Когда встали из-за стола, Муратов подошел к Кускову. Он был слегка пьян. Безбровое лицо покраснело, светло-серые глаза горели недобрым огнем. Он взял Кускова за пуговицу пиджака.
— Святослав Федорович, мы с вами, кажется, встречались, — сказал он.
— Простите… Не помню, где.
— У графини Ары. Тогда она не была замужем, и была просто Варварой Николаевной Лежневой, дочерью Лежнева, женатого на княжне Мери Рокотовой. Она развелась потом и вышла замуж за камер-юнкера Сережу
Брянского… В организации Успенского. Не помните?
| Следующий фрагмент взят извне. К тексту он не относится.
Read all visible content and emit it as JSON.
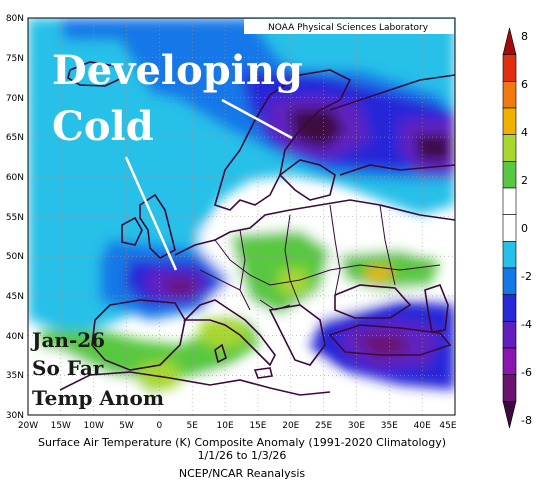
{
  "source": "NOAA Physical Sciences Laboratory",
  "overlay": {
    "headline_line1": "Developing",
    "headline_line2": "Cold",
    "note_line1": "Jan-26",
    "note_line2": "So Far",
    "note_line3": "Temp Anom"
  },
  "axes": {
    "lat_labels": [
      "80N",
      "75N",
      "70N",
      "65N",
      "60N",
      "55N",
      "50N",
      "45N",
      "40N",
      "35N",
      "30N"
    ],
    "lon_labels": [
      "20W",
      "15W",
      "10W",
      "5W",
      "0",
      "5E",
      "10E",
      "15E",
      "20E",
      "25E",
      "30E",
      "35E",
      "40E",
      "45E"
    ]
  },
  "colorbar": {
    "labels": [
      "8",
      "6",
      "4",
      "2",
      "0",
      "-2",
      "-4",
      "-6",
      "-8"
    ],
    "colors": [
      "#a50a0a",
      "#e03010",
      "#f07a10",
      "#f0b000",
      "#a8d830",
      "#58c840",
      "#ffffff",
      "#ffffff",
      "#28c0e8",
      "#1478e8",
      "#2828d8",
      "#6020c0",
      "#8a18b0",
      "#6a1470",
      "#3c0840"
    ]
  },
  "caption": {
    "line1": "Surface Air Temperature (K) Composite Anomaly (1991-2020 Climatology)",
    "line2": "1/1/26  to 1/3/26",
    "line3": "NCEP/NCAR Reanalysis"
  }
}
Я был у вас для связи с «Асторией», где заседал наш штаб.
— Простите, Сергей Сергеевич, все было тогда так
смутно. У меня имена и лица перепутались.
— А графиню Ару вы помните?.. Вы, кажется, тогда пользовались ее взаимностью?
— Мне думается, Сергей Сергеевич, — холодно сказал Кусков, — что это вас не касается.
— Не совсем так, как вам думается. Я хотел только сказать, чтобы вы не вздумали чего-нибудь…
— Серега, — окликнула Ара. Она полулежала с папироской в зубах на диване. — Оставьте в покое Кускова. Вы любите после обеда привязываться.
— Нет, послушайте, графиня, и вы, князь, и ты, Павло… Я только кое-что хотел обнаружить.
— Опять по контрразведочной части? — сказал Синегуб.
— Ну? — сказал князь. — Что вы еще нащупали, коварный, подозрительный Серега, чующий большевика там, где им и не пахнет?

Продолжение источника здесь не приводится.